Enterprise connections for B2B

You need to be on a Scale plan to get authentication control at the organization level.

Enterprise connections are common for B2B setups where each business customer is represented as an organization in Kinde, and that organization is linked to one or more connections. There are two different ways to scope an enterprise connection and restrict it to the organization level.

• When the org_code is passed to Kinde as part of the authentication url, the correct sign-in options are shown.
• Users can only self-join the organization if this was enabled as part of the connection configuration.
• Organization access is locked down to allow access based only on connection - including switches between organizations.
• If you are using home realm discovery, connections do not have to be enabled at the application level to support redirects to the correct IDP.

This behaviour is domain-agnostic and is purely concerned with the connection being used.

(Recommended) Create the enterprise connection in the Kinde organization

Link to this section

The easiest way to restrict an enterprise connection to an organization, is to add the connection to the organization and not create it as a shared connection (at the environment level). To do this, follow the relevant procedure for adding a connection in the relevant topic.

Select a shared enterprise connection for the organization

Link to this section

1. Open the relevant organization in Kinde and select Authentication in the menu.
2. Add a connection and select existing connection. Switch on the relevant enterprise connection from the list.
3. Select Save.

Org provisioning and access via allowed domains

Link to this section

To manage organization access, you can set policies that restrict access to a list of allowed domains. You can also enable just-in-time (JIT) provisioning via allowed domains.
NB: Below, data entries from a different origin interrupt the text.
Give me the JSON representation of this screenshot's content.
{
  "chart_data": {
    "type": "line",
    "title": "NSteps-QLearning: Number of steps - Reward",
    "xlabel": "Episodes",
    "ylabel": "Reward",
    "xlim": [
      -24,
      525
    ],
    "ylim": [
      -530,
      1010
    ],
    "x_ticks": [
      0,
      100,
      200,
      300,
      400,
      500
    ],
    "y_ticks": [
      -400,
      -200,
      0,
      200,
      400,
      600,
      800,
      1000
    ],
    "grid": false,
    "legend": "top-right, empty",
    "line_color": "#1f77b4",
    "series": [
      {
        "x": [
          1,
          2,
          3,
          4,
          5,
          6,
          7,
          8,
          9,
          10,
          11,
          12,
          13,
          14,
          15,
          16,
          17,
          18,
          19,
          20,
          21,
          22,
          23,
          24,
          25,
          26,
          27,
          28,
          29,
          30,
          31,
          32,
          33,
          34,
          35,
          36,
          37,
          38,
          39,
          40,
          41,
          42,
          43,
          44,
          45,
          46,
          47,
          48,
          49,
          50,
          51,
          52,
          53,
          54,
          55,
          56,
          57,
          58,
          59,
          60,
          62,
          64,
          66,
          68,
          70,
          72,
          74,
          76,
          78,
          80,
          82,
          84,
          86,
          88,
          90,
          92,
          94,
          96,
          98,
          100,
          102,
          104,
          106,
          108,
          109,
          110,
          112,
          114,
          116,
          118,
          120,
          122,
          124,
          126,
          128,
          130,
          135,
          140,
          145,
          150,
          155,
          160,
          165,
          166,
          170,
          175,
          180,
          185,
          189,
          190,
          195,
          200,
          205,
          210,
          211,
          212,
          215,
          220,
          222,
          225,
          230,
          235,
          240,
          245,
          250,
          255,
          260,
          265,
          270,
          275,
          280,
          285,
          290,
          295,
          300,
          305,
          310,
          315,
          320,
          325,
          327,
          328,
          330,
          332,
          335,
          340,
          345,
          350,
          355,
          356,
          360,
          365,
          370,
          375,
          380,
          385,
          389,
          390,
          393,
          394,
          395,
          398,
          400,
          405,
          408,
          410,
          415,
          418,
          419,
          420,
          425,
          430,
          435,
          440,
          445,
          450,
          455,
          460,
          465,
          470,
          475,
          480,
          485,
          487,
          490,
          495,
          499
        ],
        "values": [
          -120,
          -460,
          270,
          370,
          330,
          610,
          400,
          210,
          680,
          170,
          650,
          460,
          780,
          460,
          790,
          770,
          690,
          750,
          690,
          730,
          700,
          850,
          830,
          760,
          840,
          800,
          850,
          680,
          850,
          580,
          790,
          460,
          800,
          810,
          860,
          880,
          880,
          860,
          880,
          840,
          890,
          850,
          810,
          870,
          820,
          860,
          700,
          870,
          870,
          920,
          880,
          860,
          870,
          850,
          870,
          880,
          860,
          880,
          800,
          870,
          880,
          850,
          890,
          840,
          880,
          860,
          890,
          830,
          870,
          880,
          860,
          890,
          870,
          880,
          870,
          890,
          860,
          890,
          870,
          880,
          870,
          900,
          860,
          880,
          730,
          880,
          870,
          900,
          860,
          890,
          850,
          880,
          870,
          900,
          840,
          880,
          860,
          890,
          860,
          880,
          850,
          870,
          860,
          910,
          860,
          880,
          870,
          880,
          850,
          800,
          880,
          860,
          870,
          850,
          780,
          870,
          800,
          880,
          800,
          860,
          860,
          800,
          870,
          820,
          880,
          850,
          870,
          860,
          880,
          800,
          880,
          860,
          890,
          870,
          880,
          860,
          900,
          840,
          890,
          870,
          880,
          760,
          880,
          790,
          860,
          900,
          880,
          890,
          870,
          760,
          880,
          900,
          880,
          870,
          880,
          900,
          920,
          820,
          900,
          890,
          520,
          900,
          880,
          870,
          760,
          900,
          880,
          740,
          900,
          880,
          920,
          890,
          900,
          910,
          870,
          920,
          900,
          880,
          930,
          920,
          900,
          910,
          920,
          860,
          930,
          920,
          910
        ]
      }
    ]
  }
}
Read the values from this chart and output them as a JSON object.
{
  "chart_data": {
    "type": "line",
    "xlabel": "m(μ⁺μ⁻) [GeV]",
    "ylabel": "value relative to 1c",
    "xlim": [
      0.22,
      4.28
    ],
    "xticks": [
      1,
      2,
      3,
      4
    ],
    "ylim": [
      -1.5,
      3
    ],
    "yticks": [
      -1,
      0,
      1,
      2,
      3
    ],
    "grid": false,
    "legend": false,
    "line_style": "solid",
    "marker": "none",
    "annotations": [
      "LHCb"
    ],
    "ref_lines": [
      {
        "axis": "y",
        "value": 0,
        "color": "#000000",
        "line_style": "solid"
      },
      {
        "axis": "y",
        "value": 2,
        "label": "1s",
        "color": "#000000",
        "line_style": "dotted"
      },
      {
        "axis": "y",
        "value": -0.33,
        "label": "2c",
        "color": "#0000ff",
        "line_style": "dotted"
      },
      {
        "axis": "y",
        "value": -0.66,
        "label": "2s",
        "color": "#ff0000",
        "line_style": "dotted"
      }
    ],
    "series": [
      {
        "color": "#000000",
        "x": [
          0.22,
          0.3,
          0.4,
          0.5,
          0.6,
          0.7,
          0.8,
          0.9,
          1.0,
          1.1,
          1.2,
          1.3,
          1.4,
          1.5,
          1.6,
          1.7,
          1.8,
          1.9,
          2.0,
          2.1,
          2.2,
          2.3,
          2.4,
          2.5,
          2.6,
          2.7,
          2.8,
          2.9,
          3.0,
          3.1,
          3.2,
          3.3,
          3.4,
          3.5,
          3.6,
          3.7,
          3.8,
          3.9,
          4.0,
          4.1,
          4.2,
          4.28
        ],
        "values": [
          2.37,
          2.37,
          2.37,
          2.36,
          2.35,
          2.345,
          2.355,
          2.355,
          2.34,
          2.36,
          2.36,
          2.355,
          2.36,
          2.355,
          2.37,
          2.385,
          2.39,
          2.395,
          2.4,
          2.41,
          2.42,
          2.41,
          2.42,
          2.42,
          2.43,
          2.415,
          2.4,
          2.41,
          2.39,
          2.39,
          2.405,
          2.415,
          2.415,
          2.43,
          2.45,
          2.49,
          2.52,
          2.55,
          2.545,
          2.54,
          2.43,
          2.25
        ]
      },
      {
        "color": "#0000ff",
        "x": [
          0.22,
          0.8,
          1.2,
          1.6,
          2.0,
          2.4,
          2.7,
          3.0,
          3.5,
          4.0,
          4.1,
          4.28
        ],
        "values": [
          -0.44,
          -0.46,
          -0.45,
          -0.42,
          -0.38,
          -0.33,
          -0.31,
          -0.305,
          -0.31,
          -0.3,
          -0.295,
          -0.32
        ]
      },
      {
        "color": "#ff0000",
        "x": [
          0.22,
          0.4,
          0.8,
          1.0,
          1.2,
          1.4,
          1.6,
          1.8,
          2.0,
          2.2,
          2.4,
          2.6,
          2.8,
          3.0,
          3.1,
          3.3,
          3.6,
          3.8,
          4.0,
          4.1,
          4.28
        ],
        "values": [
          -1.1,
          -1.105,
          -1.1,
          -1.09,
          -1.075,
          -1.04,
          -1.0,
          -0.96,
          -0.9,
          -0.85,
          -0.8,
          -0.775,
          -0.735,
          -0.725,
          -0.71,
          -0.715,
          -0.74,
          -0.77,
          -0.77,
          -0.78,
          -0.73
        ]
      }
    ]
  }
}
1. Open the relevant organization in Kinde and select Policies in the menu.
2. Select Allow org members to be auto-added.
3. Enter all the allowed domains in the Allowed domains list.
4. Enable JIT provisioning for all new organization members by selecting Auto-add users from allowed domains.
5. Select Save.

Here’s what happens:

• When the org_code is passed to Kinde as part of the authentication url, the correct sign-in option is shown.
• Kinde checks that users belong to one of the allowed domains before authorizing access.
• The user joins the organization if the domain matches any of the allowed domains.
• Because this check only happens during sign up, you can still separately add users with email domains which fall outside of this restriction. This can be useful if you wish to add contractors or auditors who may have email addresses not in the domain allowlist.

If both enterprise connection and domain restrictions are in place, both checks must be successful.